The Running Club


The Charlotte Running Club (Allen in the white shirt and white hat on the back row)

The Charlotte Running Club (Allen in the white shirt and white hat on the back row)

 Sunday, I went for my first run with the Charlotte Running Club.  Club chairman Aaron Linz had recently stumbled upon this blog and invited me to run the Davidson cross country trails with the group.

When I pulled into the Davidson gym parking lot, I noticed that the people gathered there looked young and extremely fit.  I approached with a certain amount of trepidation.  In my recent races, I’d been struggling to maintain near-7:00/mile pace and the individuals in this crowd looked like they’d have to lose limbs to be reduced to 7-minute miles.

I found Aaron and introduced myself and we spent a little while chatting and stretching.  After a few minutes, the gang took off and I followed, settling in at the very back of the group of 12-15 runners.

After only a few strides, my initial fears were realized.  I glanced down at my watch and discovered that we were cruising at about 7:25/mile pace.  In the 4-mile race on Saturday, I ran the third mile in 7:27.  If I wanted to complete my 10-miler and/or have any hope of keeping my legs fresh enough to run decently in the upcoming week, I’d need to back off.   So I throttled back and let the pack go.

 The club pulled away.  If we had been antelope, lions would have quickly feasted on me, the old, infirm one rapidly being separated from the herd.
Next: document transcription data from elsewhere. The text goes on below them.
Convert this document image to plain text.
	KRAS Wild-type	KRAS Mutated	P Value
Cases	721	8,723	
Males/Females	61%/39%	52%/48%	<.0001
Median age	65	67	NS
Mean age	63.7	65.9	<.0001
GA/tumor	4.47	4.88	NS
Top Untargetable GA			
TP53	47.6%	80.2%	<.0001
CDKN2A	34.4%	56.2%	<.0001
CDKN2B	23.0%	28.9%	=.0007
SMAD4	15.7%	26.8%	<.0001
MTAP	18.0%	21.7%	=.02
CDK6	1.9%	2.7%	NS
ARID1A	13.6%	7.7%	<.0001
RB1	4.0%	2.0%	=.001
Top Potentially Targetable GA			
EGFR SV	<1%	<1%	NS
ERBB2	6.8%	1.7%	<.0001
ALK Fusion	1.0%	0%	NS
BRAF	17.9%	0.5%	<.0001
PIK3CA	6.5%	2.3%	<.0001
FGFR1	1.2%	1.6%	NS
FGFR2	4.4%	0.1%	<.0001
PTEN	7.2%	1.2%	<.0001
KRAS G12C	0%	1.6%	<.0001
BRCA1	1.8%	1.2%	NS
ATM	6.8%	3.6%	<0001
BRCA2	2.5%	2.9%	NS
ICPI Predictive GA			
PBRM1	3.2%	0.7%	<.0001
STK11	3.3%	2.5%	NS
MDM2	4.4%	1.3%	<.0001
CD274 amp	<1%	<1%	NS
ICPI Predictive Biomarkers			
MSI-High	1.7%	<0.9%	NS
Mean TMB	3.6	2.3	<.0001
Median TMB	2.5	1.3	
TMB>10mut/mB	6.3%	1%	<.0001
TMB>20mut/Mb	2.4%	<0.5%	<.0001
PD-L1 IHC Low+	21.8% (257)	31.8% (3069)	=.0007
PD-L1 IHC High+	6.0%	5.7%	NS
A few moments later, Aaron, who had started a little later than everyone else, easily caught up to me.  We chatted for a bit about North Carolina track (we’re both Tar Heel alumni and former members of the track team),  about upcoming road races, and about the Charlotte Running Club and how well its members had fared at the prior day’s race, the Run For Your Life Run For Your Cause 4-miler.  The club swept the first 3 spots in the women’s race and took places 1, 2, and 5 in the men’s (see Aaron’s update here).  I had finished 129th.

So you can see how I might have been feeling a little out of place.  But Aaron’s easy-going and affable manner soon put me at ease.  After a few minutes of talking, it no longer felt like ‘the fast guy who finished fifth and the slow guy who finished 129th’, but instead like ‘just 2 runners talking during a training run’.   

By the time Aaron took off to rejoin the ‘fast pack’, I relaxed and settled back into my usual 9-minute-esque,  long-slow-distance training pace.  During the next 8 miles or so, I used the time for introspection and to refocus on my goal. 

For a while now, I’ve been a little disgruntled with my relatively slow times (see my earlier blog entry, Running, We Need To Talk).  I need to remember that there’s a reason this blog is called Allen’s Road to Boston and not Allen’s Road To Sub-6-minute Miles. I don’t need to be able to run sub-6-minute miles, I need to be able to string together 26 consecutive 7:39 miles.  My sub-18-minute 5K’s may be behind me, but I’ve got to believe that my sub-3:30 marathons are ahead of me.  And surely running with, or behind, a fast crowd like the Charlotte Running Club can’t hurt.